IPL is the biggest T20 tournament in world cricket even bigger than T20 World Cup as recognized by ICC. ICC has even promised BCCI an unruffled 2 months space in the calendar year from the very busy international cricket schedule so that they can involve players from every nation in the biggest cricket carnival.
But all this limelight and presence of IPL is still not enough to provide employment to true servants of Indian cricket, feels former Karnataka cricketer Sanath Kumar.
Sanath Kumar, a right arm medium pacer, had a terrific career as head coach for multiple teams since he hung up his boots as Karnataka player. Under his mentor ship, Karnataka team reached the final of Ranji Trophy in 2009-10 season and semi-finals in the following season.
He guided the Borada team to win the Syed Mushtaq Ali Trophy twice in his tenure and recently he took the long-shot Assam team to Ranji Trophy semi-final.

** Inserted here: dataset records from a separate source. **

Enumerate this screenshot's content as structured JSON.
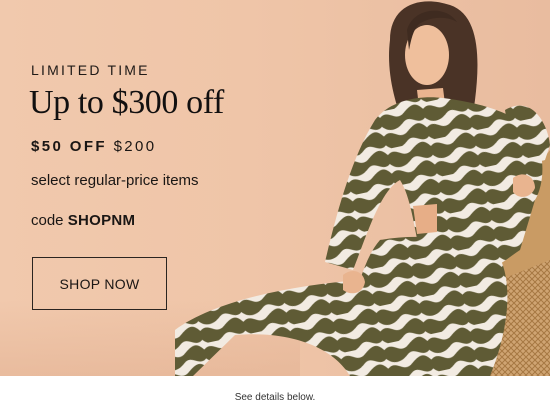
{
  "promo": {
    "eyebrow": "LIMITED TIME",
    "headline": "Up to $300 off",
    "offer_bold": "$50 OFF",
    "offer_rest": " $200",
    "subline": "select regular-price items",
    "code_label": "code ",
    "code_value": "SHOPNM",
    "cta_label": "SHOP NOW"
  },
  "footer": {
    "note": "See details below."
  },
  "colors": {
    "background": "#efc5a8",
    "text": "#1a1614",
    "print_dark": "#5e5a34",
    "print_light": "#f3ece3",
    "chair": "#c99b64"
  }
}
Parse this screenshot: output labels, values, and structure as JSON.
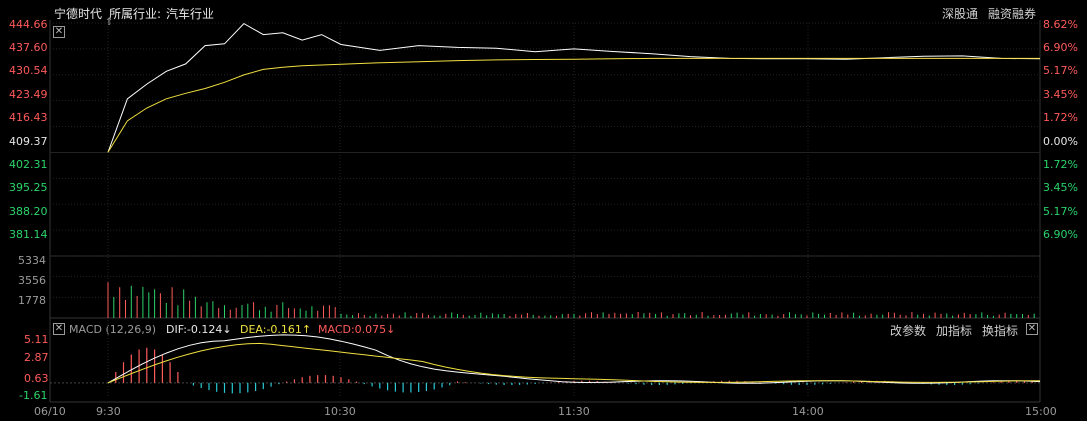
{
  "header": {
    "stock_name": "宁德时代",
    "industry_label": "所属行业:",
    "industry_value": "汽车行业",
    "link_1": "深股通",
    "link_2": "融资融券"
  },
  "price_axis": {
    "left": [
      "444.66",
      "437.60",
      "430.54",
      "423.49",
      "416.43",
      "409.37",
      "402.31",
      "395.25",
      "388.20",
      "381.14"
    ],
    "right": [
      "8.62%",
      "6.90%",
      "5.17%",
      "3.45%",
      "1.72%",
      "0.00%",
      "1.72%",
      "3.45%",
      "5.17%",
      "6.90%"
    ]
  },
  "volume_axis": [
    "5334",
    "3556",
    "1778"
  ],
  "macd_panel": {
    "title": "MACD (12,26,9)",
    "dif_text": "DIF:-0.124↓",
    "dea_text": "DEA:-0.161↑",
    "macd_text": "MACD:0.075↓",
    "axis": [
      "5.11",
      "2.87",
      "0.63",
      "-1.61"
    ],
    "btn_params": "改参数",
    "btn_add": "加指标",
    "btn_switch": "换指标",
    "close_glyph": "✕"
  },
  "time_axis": [
    "06/10",
    "9:30",
    "10:30",
    "11:30",
    "14:00",
    "15:00"
  ],
  "colors": {
    "background": "#000000",
    "price_line": "#ffffff",
    "avg_line": "#f0e040",
    "up": "#ff5a5a",
    "down": "#2bd46a",
    "macd_neg": "#29c9d6",
    "grid": "#222222"
  },
  "chart_data": {
    "type": "line",
    "title": "宁德时代",
    "prev_close": 409.37,
    "x_range": [
      "9:30",
      "15:00"
    ],
    "ylim": [
      381.14,
      444.66
    ],
    "series": [
      {
        "x": [
          "9:30",
          "9:35",
          "9:40",
          "9:45",
          "9:50",
          "9:55",
          "10:00",
          "10:05",
          "10:10",
          "10:15",
          "10:20",
          "10:25",
          "10:30",
          "10:40",
          "10:50",
          "11:00",
          "11:10",
          "11:20",
          "11:30",
          "13:10",
          "13:20",
          "13:30",
          "13:40",
          "13:50",
          "14:00",
          "14:10",
          "14:20",
          "14:30",
          "14:40",
          "14:50",
          "15:00"
        ],
        "values": [
          409.4,
          424.0,
          428.0,
          431.5,
          433.5,
          438.5,
          439.0,
          444.5,
          441.5,
          442.0,
          440.0,
          441.5,
          438.8,
          437.2,
          438.5,
          438.0,
          437.8,
          436.8,
          437.6,
          436.9,
          436.3,
          435.5,
          435.0,
          434.9,
          434.9,
          434.8,
          435.2,
          435.6,
          435.7,
          435.0,
          434.9
        ]
      },
      {
        "x": [
          "9:30",
          "9:35",
          "9:40",
          "9:45",
          "9:50",
          "9:55",
          "10:00",
          "10:05",
          "10:10",
          "10:15",
          "10:20",
          "10:25",
          "10:30",
          "10:40",
          "10:50",
          "11:00",
          "11:10",
          "11:20",
          "11:30",
          "13:10",
          "13:20",
          "13:30",
          "13:40",
          "13:50",
          "14:00",
          "14:10",
          "14:20",
          "14:30",
          "14:40",
          "14:50",
          "15:00"
        ],
        "values": [
          409.4,
          418.0,
          421.5,
          424.0,
          425.5,
          426.8,
          428.5,
          430.5,
          432.0,
          432.6,
          433.0,
          433.2,
          433.4,
          433.8,
          434.1,
          434.4,
          434.6,
          434.7,
          434.8,
          434.9,
          435.0,
          435.0,
          435.0,
          435.0,
          435.0,
          435.0,
          435.0,
          435.0,
          435.0,
          435.0,
          435.0
        ]
      }
    ],
    "volume": {
      "ylim": [
        0,
        5334
      ],
      "note_levels": [
        1778,
        3556,
        5334
      ]
    },
    "macd": {
      "params": [
        12,
        26,
        9
      ],
      "dif": -0.124,
      "dea": -0.161,
      "macd": 0.075,
      "ylim": [
        -1.61,
        5.11
      ]
    }
  }
}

Despite all this success, Sanath has trouble finding work for any IPL franchise this year. Seven of the eight IPL teams has foreign ex-cricketers as their head coach/mentor except one and only Virendra Sehwag for Kings XI Punjab.
“It’s an Indian Premier League and the majority should have been Indian support staff. Look at Big Bash League (BBL) where you have majority of Australian support staff, Natwest T20 (England) has majority of Englishmen and Caribbean Premier League (CPL) use their local talent but it’s only in India, we don’t look at our own people,” said Sanath Kumar.
Sanath still can’t comprehend why most of the IPL teams are reluctant in employing Indian support staff including trainers and physios.
He has worked as support staff to a foreign coach for RCB for 3 years and he strongly feels that the unwillingness of IPL franchises is reflection of far bigger and deeper problem.
“I strongly feel that some of our trainers, physios and other support staff are at par with all those overseas recruits. I feel we have an addiction for white skin. I have seen in all these years that the franchise owners are happy to show off their foreign coach – say a Ponting and it’s not the case with Indian names.”
However Sanath also feels few Indian coaches have displayed a lot of ego doing their job as mentor in the past and that has disrupted the path for all other Indian coaches.
“One aspect is that foreign coaches are more professional. The Indian big names normally would come to the ground with players while a foreigner would come earlier and get all the necessary equipment for training ready. They don’t encroach into anyone’s personal space and freedom. Hence unlike Indian coaches, there are less ego problems,” he added.